Luangpoh and I spent the evening with the Carlisle Meditation Group in the city where Luangpoh met some old friends and we made some new ones as well.  We had a nice puja and Q&A.  Discussion included such things as how generosity leads to morality which then leads to concentration and wisdom.  If your meditation practice is grounded in morality then it will support the other aspects of it such as formal sitting sessions.  But if your experience only involves the sitting sessions without mindfulness practice during the day then you may not know the benefits of living in the Dhamma.  Some members had attended Ken's (previously ordained disciple of Luangpoh) day retreat in Kendal on the weekend and discussed their experience such as methods of meditation on the body.  One method Luangpoh expanded on is to see all the elements of earth, wind, fire, water, space, and consciousness within the body.  We can then visualize them returning back to just space until there is nothing left except consciousness unless we become enlightened when that element does not arise again.  We thus see impermanence, emptiness, and dependence on all the other factors for existence in the first place.

18 July 2011

Khao Pansa Celebrations

We had a wonderful turn out for the joined Khao Pansa and Asalha puja celebration.
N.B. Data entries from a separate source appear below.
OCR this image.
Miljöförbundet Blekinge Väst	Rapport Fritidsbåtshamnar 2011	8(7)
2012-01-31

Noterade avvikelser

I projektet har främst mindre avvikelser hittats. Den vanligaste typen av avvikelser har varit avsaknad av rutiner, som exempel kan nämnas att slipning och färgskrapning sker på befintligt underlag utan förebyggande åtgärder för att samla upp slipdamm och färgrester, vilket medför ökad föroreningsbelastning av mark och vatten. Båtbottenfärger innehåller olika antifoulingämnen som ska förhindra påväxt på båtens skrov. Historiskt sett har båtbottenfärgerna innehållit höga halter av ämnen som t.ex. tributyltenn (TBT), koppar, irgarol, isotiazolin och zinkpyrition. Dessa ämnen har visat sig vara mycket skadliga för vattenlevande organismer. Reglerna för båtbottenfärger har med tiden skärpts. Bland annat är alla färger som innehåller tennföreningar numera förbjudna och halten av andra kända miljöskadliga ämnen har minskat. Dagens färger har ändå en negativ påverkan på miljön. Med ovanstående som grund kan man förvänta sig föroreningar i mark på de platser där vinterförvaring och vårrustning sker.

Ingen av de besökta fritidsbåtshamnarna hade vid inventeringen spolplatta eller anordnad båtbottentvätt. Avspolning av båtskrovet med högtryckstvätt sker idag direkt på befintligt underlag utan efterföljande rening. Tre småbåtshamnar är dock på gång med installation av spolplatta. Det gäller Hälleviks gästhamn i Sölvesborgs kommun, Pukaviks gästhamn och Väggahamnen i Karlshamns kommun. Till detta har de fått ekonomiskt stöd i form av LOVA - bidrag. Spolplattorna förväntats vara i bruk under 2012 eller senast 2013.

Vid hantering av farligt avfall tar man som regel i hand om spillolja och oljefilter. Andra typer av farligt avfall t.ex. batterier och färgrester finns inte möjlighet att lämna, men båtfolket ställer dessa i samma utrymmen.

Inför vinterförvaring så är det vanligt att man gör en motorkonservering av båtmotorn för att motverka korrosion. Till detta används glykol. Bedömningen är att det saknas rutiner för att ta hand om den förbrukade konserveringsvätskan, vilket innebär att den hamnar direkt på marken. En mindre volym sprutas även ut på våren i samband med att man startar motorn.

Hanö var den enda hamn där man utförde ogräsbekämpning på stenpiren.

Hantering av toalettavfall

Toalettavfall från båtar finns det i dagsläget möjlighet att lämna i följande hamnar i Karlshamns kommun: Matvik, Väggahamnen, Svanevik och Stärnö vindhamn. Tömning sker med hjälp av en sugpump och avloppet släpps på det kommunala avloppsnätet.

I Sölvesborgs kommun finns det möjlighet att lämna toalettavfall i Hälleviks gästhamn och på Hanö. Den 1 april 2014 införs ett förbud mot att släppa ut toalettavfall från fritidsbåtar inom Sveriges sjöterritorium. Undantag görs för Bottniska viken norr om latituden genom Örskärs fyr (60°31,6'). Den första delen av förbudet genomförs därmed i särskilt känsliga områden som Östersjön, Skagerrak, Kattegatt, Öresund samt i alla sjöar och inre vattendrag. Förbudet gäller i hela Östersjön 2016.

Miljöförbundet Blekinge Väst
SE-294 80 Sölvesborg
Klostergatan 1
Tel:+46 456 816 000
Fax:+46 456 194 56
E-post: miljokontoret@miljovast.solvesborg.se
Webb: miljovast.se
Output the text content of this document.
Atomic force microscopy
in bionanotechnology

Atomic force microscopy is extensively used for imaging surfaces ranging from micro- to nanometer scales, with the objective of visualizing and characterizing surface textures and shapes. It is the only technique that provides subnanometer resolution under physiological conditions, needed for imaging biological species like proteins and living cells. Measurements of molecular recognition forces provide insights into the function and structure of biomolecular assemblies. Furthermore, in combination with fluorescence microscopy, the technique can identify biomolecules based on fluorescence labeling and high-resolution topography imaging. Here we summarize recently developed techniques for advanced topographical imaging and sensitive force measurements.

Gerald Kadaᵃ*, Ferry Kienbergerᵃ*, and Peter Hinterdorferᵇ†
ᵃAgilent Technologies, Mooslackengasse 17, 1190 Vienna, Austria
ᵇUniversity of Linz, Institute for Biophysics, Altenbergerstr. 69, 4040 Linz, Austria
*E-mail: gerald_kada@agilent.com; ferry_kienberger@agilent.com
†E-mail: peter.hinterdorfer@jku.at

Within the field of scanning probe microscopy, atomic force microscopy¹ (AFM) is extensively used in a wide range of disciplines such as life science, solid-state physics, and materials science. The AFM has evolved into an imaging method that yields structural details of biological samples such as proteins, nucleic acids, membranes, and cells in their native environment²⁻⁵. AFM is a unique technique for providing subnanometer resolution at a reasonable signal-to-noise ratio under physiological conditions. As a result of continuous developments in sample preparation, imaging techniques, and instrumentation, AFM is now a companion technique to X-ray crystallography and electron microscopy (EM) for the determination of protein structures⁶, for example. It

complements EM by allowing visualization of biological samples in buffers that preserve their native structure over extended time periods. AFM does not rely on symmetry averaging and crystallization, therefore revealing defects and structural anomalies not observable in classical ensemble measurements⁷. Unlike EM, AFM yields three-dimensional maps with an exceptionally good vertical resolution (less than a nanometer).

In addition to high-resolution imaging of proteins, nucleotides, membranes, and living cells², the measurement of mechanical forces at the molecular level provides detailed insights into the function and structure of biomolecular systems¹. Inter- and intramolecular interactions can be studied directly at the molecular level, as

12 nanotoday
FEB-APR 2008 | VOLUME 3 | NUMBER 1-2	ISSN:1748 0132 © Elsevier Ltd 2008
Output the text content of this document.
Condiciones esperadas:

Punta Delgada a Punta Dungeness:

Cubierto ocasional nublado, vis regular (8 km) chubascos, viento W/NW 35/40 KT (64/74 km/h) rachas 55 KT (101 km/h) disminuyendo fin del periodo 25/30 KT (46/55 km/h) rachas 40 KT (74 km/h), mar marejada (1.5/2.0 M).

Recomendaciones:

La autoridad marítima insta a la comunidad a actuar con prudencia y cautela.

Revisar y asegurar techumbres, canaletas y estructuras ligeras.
Word spread and almost 40 people came to share in this special time.

14 July 2011

Living in Dhamma

Today we were offered another wonderful dana and Luangpoh shared a reflection on what it means to give. He recollected what it was like as a child to offer food for the monks with his mother. He remembers the care that was put into the preparation, the quality of mind while bringing it to the temple, the high standard of the presentation of it, and the humble way that it was offered to the monks. This all presented the opportunity to concentrate the mind on doing something so wonderful that it created a feeling of wellbeing that could last the entire day. We discussed today that this is the most overlooked method of concentrating the mind that the Thai people have engrained into their daily lives. A large portion of the people will start their days with generosity as the focal point of their activities.

07 July 2011

Buddha Mettā Mission for the UK

We have been traveling continuously in the United Kingdom for a few weeks now to share the compassionate teachings of the Buddha with groups of lay people who do not have easy access to such teachings of the Dhamma. We have been practicing deep listening to try to learn what the needs and wishes of these people are in regards to having such teachings available to them. We were honoured to have the Venerable Tan Jao Khun Thong Chai from the Rama 9 temple in Bangkok with us for the first week.